Porém, havia dois tipos de ofertas entre o povo de Deus que não se associavam com a intenção de obtenção de algum tipo de benção ou perdão de pecados, nem a nenhum ritual religioso da época, mas sim ao princípio de “dar, contribuir”. Esse princípio não foi abolido e, no Novo Testamento, foi explicado nos evangelhos e nas epístolas e praticado pela igreja primitiva, como prática de doação voluntária para ajuda a necessidades que surgiam.

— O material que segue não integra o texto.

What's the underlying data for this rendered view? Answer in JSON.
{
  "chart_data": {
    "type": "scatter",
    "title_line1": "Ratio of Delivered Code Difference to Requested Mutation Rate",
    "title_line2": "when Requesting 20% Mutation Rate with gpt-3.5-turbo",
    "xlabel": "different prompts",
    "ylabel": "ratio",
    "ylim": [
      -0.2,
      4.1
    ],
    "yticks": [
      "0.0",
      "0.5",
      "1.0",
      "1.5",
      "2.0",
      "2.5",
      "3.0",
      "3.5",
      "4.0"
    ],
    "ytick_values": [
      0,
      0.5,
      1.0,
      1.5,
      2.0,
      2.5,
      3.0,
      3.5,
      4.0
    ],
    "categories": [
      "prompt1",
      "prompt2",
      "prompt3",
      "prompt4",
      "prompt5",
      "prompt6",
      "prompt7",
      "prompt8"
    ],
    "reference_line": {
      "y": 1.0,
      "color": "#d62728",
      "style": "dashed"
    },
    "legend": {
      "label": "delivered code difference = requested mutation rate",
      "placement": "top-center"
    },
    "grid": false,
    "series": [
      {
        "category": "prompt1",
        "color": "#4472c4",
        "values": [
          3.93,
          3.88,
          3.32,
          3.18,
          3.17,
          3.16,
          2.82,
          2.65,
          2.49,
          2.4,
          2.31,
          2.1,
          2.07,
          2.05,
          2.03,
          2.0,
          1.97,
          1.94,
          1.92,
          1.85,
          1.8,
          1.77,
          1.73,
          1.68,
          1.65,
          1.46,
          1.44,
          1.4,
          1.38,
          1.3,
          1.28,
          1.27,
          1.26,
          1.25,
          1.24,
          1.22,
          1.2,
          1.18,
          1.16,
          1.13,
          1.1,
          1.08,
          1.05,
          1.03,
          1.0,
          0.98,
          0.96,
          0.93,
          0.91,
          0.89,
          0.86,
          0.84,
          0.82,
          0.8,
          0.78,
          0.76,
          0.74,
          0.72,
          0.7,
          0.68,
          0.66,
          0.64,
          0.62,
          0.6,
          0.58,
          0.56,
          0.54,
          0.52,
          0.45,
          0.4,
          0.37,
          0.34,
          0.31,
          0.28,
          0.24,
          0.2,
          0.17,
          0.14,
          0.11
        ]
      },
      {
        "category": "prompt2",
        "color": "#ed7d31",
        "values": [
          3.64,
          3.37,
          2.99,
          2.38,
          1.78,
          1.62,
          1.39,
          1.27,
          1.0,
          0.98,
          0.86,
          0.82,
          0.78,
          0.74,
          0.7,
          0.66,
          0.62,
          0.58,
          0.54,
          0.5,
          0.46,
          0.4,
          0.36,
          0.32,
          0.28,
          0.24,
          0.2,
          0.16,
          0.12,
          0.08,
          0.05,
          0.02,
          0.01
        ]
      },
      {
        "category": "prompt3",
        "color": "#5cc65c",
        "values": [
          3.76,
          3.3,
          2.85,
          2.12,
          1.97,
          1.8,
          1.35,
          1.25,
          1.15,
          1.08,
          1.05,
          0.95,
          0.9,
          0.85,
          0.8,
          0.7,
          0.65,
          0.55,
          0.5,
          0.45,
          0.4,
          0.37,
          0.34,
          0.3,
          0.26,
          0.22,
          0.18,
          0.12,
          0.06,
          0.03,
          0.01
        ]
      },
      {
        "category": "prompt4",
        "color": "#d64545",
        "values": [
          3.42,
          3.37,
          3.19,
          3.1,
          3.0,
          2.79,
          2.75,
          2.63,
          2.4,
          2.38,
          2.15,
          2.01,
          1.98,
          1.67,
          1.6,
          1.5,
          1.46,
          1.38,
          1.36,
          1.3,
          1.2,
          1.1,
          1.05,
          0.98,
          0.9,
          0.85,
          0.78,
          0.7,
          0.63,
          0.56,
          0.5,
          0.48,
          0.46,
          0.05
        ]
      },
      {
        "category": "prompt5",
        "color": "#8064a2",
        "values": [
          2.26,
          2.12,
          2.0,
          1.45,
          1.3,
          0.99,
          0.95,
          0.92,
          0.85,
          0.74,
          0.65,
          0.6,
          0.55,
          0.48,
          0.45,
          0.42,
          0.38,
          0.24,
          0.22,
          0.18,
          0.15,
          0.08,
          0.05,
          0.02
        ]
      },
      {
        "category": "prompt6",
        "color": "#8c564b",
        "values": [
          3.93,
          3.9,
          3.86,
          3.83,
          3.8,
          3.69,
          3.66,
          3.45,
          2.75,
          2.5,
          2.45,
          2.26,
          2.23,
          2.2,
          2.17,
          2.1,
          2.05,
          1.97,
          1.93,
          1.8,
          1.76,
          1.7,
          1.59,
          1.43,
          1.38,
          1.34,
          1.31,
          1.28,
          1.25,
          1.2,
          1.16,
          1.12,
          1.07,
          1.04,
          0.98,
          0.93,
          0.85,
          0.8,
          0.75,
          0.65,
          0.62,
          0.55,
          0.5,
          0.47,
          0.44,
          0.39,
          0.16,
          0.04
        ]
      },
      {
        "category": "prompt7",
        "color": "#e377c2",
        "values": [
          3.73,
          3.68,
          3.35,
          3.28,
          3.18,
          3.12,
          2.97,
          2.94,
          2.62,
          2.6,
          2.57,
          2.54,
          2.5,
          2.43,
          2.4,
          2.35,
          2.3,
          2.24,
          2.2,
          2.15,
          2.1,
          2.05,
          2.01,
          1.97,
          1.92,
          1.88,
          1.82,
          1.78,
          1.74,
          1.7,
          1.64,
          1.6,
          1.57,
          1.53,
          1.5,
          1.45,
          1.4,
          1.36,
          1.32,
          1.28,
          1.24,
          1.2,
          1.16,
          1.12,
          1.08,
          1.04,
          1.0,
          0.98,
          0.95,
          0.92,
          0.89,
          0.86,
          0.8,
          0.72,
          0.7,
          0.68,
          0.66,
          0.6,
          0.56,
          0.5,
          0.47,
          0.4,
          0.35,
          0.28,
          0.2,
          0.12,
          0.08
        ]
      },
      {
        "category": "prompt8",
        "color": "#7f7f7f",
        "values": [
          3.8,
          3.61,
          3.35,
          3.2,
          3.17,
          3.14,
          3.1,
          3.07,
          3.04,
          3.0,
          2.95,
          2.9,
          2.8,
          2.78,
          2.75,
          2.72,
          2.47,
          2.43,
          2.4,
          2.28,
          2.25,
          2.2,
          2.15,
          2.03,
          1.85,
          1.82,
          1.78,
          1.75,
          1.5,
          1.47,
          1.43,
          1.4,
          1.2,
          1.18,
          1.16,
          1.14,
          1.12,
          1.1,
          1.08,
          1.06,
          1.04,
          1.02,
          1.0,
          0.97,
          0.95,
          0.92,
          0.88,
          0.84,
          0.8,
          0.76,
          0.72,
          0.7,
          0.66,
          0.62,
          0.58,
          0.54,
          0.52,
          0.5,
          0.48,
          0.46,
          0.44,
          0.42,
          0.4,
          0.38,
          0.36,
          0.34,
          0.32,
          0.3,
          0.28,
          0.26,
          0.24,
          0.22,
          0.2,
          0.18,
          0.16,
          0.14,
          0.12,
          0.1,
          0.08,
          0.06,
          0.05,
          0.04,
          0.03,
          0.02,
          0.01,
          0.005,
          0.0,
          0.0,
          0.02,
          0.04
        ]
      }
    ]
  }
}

Na segunda carta aos Coríntios, o apóstolo Paulo fala sobre essas necessidades e sobre a lei que as rege: a lei da semeadura (9.6-10). No verso 10 ele diz que “Deus dá a semente para semear e pão para alimento”. Nossas ofertas e contribuições também têm essa finalidade: semear e sustentar.
Dentro dessa lei bíblica vigente, o verso 6 diz “quem semeia pouco, colhe pouco, e quem semeia muito, colhe muito”. Na economia dos homens, quanto mais se guarda, mais se tem. Mas na semeadura de Deus, quanto mais se semeia (dá), mais se colhe (recebe).
Este é o princípio que o Senhor estabeleceu na sua Palavra para os que confiam nEle mais do que nas riquezas efêmeras da vida terrena. Nós, como cristãos, sabedores da necessidade de divulgar o Evangelho em todo o mundo, não podemos nunca deixar de exercitar, através da fé, esta verdade divina em nossas vidas. Vamos semear, pois a colheita virá. A Bíblia não se contradiz, e esta lei continua em pleno vigor em nossos dias!